Sisi minus Akbar, berdasarkan pengamatan Mas Darminto, ialah sering keceplosan atau ikut hanyut menertawakan leluconnya sendiri. “Komedian profesional tahu posisinya sebagai pemain, bukan merangkap sebagai penonton. Artinya komedian yang menertawakan leluconnya sendiri tidak tahu artinya profesi,” tandasnya.
Setelah menimbang plus-minus itu, tanpa bermaksud mengecilkan kerja keras dewan juri dan pihak Kompas TV, Mas Darminto menyodorkan dua kemungkinan.
“Pertama, Akbar yang juara pertama. Karena selain wawasannya luas, lebih pas bagi publik TV yang notabene berpenonton heterogen. Dan kedua, baik Ryan maupun Akbar dinobatkan jadi Juara Pertama,” tuturnya.
***
Butet Kartaredjasa—anggota Dewan Juri SUC Kompas TV bersama Indro Warkop dan Astrid—rupanya sepakat dengan kemungkinan kedua yang disodorkan Darminto M Sudarno.
Jika dimungkinkan, sakjane (sebenarnya) aku lebih suka jika keduanya Juara I, Bung,” Butet berkomentar.
Danny de Humor, pengamat humor yang cukup senior, memperkukuh kemungkinan yang dibuat Mas Darminto.
“Tujuan stand up comedy adalah untuk mencari lawakan yg cerdas.
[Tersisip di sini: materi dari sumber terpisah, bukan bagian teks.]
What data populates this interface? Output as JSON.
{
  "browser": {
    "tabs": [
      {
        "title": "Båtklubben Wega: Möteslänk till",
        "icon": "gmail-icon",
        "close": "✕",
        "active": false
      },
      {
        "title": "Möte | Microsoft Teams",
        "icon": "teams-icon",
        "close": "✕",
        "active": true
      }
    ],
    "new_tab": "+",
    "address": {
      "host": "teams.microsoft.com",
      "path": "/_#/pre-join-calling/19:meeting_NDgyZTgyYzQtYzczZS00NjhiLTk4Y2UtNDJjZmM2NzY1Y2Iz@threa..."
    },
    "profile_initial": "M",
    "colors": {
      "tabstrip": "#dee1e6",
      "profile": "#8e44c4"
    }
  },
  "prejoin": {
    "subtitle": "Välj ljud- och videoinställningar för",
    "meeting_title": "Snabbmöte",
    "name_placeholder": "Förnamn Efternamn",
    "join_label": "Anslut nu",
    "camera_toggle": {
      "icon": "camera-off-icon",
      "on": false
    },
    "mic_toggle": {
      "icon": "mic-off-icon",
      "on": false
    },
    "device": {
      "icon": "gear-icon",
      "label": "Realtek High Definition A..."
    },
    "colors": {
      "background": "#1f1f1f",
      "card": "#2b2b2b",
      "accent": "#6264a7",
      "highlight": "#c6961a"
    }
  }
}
Oleh karena itu, saya berpendapat, Ryan menang bagi para juri, Akbar menang di hati penonton yang egois terhadap materi yg cerdas yg proses kreatifnya tidak mudah!” tulisnya.
Pendapat lain disampaikan Bambang Haryanto, blogger dan penulis buku humor. “Saya ingin menambahkan tentang tiga tugas kaum komedian tunggal, yaitu berusaha membuat audien to laugh, to think and to change,” ungkapnya.
Sayang sekali, Iwel Wel—komedian yang kerap mondar-mandir di layar kaca—tak melontarkan opininya, walau ikut menyimak diskusi itu.
Saya, si anak kemarin sore yang kebetulan diajak nimbrung, hanya menambahkan dua hal—di luar materi lawakan.
Pertama, saya punya dugaan kuat, dewan juri sebenarnya tidak bulat dalam mengambil keputusan. Pengakuan Mas Butet adalah salah satu buktinya. Dengan demikian, muncullah apa yang disebut “dissenting opinion”. Katakanlah, misalnya, Mas Butet lebih condong ke Akbar dan Mas Indro ke Ryan. Dengan demikian, suara Astrid—si artis muda itu—jadi penentu.
Mendadak saya teringat komentar Astrid pada 3 Desember 2011, setelah Ryan tampil. Dengan lagak ABG yang sedang dirundung asmara, Astrid berkata, “Ryan, kalau Akbar tadi kan obat penurun panas. Kalau kamu tuh, tahu nggak apa? Kamu tuh…. Kamu tuh vitamin buatku, Ryan. Membuat hatiku berwarna, mataku berbinar-binar, hatiku berdansa. Kamu sempurna, Ryan.”
Kedua, perhelatan SUC Kompas TV ini untuk kesekian kali meneguhkan superioritas “lu-gue” ketimbang “aku-sampean”. Pihak Kompas TV tentu punya pertimbangan sendiri soal ini. Apa lagi kalau bukan pertimbangan pasar?
Kita tahu, Kompas TV sejauh ini hadir di Jabodetabek, Bandung, Semarang, Malang, Surabaya, Palembang, Pontianak, Makassar, Bali. Meski memasang tagline “Menginspirasi Indonesia”, setelah perhelatan SCU ini rampung, saya kuatir Kompas TV hanya akan memperpanjang daftar penyelanggara siaran TV yang Jakarta centris.
Salam humor!
Rawamangun, 18 Desember 2011

 

 

Catatan tentang Juara Lomba Stand Up Comedy Kompas TV


 

Risiko yang paling sulit dihindari kalau seni dilombakan adalah pasti ada pihak yang merasa terluka citarasa atau taste-nya. Sejarah lomba seni selalu mengulang “tragedi” itu. Luka-luka yang lain bisa juga mengenai  persepsi tentang estetika, nilai dan masalah subyektif lainnya. Setidaknya itulah catatan yang dapat saya sampaikan seusai menonton total Stand Up Comedy Kompas TV dari awal hingga akhir grand final. Pesan yang pernah disampaikan WS Rendra (Mempertimbangkan Tradisi), masih tetap relevan sepanjang zaman, bahwa sebaiknya tidak ada nomor satu atau nomor dua untuk karya seni.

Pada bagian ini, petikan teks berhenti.